China To Send Lunar Probe ‘Chang’e 5’ On Moon, Which Returns In 2017

In a first such attempt, China will send its lunar probe Chang’e 5 to land on the moon and return with samples in the second half of 2017, officials said on Friday.

According to State Administration of Science, Technology and Industry for National Defence (SASTIND), it will be the first time a Chinese probe will land on the moon, collect samples and return to Earth and the third stage of China’s lunar exploration endeavour.

China To Send Lunar Probe 'Chang'e 5' On Moon, Which Returns In 2017 (2)

Chang’e-5 will launch from the Wenchang Satellite Launch Centre in the second half of next year on top of a new generational Long March 5 heavy-lift rocket, which will make its first flight around September this year. The complex mission involves landing and take-off from the Moon’s surface, robotic rendezvous and docking 380,000 kilometres away in lunar orbit, and returning a secured sample to Earth at the required high velocity.

If Chang’e-5 is successful it will be the first lunar sample return since Luna 24 by the USSR in 1976, and make China only the third country to return samples from the surface.

As well as achieving fascinating scientific goals, Chang’e-5 would demonstrate a number of technologies and techniques necessary for a crewed mission to land on the Moon.

China’s space agency says that Chang’e-5 marks the beginning of the final stage of China’s three-step ‘orbit, land, return’ lunar expedition Project (CLEP). The first stage of the lunar expedition was achieved by sending Chang’e 1, a circumlunar satellite, in 2007. China landed its first lunar probe Chang’e 3 on the moon’s surface in 2013 while an unnamed spacecraft reached the moon’s orbit and then returned to earth at the end of 2014.

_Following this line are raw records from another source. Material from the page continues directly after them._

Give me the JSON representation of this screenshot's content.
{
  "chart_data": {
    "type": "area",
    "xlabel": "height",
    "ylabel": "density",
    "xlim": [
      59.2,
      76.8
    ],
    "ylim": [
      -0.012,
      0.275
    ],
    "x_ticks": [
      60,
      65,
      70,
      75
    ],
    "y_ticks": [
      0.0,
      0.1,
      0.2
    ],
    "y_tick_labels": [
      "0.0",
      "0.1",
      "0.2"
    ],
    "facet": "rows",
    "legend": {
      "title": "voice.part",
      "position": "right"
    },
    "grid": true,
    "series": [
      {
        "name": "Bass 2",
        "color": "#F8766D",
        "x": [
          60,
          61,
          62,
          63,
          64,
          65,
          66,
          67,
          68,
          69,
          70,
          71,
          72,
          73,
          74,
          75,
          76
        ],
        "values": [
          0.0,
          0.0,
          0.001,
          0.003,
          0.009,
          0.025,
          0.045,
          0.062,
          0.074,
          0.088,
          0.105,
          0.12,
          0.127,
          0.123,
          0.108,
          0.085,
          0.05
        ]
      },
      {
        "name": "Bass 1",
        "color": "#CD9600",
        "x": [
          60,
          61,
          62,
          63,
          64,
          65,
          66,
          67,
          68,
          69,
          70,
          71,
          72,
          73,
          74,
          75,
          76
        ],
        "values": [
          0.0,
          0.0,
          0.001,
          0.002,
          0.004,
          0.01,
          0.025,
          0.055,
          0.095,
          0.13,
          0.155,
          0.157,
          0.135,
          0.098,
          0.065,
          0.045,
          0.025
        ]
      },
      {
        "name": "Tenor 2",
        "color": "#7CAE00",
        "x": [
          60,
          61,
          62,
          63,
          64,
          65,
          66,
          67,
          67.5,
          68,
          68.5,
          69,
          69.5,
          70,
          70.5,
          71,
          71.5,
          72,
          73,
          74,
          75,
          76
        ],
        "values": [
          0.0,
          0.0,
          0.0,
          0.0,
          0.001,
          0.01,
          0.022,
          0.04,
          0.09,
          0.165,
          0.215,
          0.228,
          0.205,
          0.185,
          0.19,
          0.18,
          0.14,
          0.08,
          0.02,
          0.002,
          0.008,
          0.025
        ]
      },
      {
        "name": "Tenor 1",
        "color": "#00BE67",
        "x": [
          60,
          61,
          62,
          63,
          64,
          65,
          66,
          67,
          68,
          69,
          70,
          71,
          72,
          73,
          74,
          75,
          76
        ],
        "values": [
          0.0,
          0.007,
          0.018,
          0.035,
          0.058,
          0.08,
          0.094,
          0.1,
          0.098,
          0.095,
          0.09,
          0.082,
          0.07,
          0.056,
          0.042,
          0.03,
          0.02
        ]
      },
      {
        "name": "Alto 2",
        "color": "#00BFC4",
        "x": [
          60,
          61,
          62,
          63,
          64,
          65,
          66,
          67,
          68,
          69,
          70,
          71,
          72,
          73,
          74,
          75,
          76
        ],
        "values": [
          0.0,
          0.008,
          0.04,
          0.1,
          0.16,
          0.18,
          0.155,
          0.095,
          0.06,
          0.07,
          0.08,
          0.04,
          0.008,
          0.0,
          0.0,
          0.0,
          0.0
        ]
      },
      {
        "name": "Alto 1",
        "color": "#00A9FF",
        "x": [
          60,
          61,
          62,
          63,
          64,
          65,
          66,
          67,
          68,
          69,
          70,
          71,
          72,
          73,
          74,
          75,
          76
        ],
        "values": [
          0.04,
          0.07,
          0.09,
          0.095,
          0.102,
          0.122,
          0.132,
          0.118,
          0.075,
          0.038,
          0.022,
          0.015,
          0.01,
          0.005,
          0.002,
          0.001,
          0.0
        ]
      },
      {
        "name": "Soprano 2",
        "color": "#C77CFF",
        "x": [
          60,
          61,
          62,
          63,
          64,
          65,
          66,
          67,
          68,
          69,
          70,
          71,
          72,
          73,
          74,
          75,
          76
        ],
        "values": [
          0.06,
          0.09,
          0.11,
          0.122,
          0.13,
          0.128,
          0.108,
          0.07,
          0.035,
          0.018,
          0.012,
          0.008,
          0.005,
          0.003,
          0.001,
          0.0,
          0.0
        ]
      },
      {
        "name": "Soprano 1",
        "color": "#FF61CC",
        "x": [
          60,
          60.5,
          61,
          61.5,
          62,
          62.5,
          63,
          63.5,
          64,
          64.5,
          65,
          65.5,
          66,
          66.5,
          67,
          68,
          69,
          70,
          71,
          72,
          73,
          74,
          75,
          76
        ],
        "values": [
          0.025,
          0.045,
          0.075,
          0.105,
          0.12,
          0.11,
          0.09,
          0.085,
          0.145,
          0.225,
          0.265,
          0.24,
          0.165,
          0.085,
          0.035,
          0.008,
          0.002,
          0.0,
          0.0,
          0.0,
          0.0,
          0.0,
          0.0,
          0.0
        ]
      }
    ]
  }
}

Beijing is also planning to be the first country to land on the far side of the moon. That mission will be carried out by Chang’e-4, a backup for Chang’e-3, and is due to be launched in 2018, according to SASTIND. It also plans to orbit Mars, land and deploy a rover around 2020.

Chang’e 5 will not mark the end of China’s lunar exploration ambitions, however. The country will also unveil a new generation of carrier rockets including Long March 5 and 7 in 2016, along with other new satellites and space labs.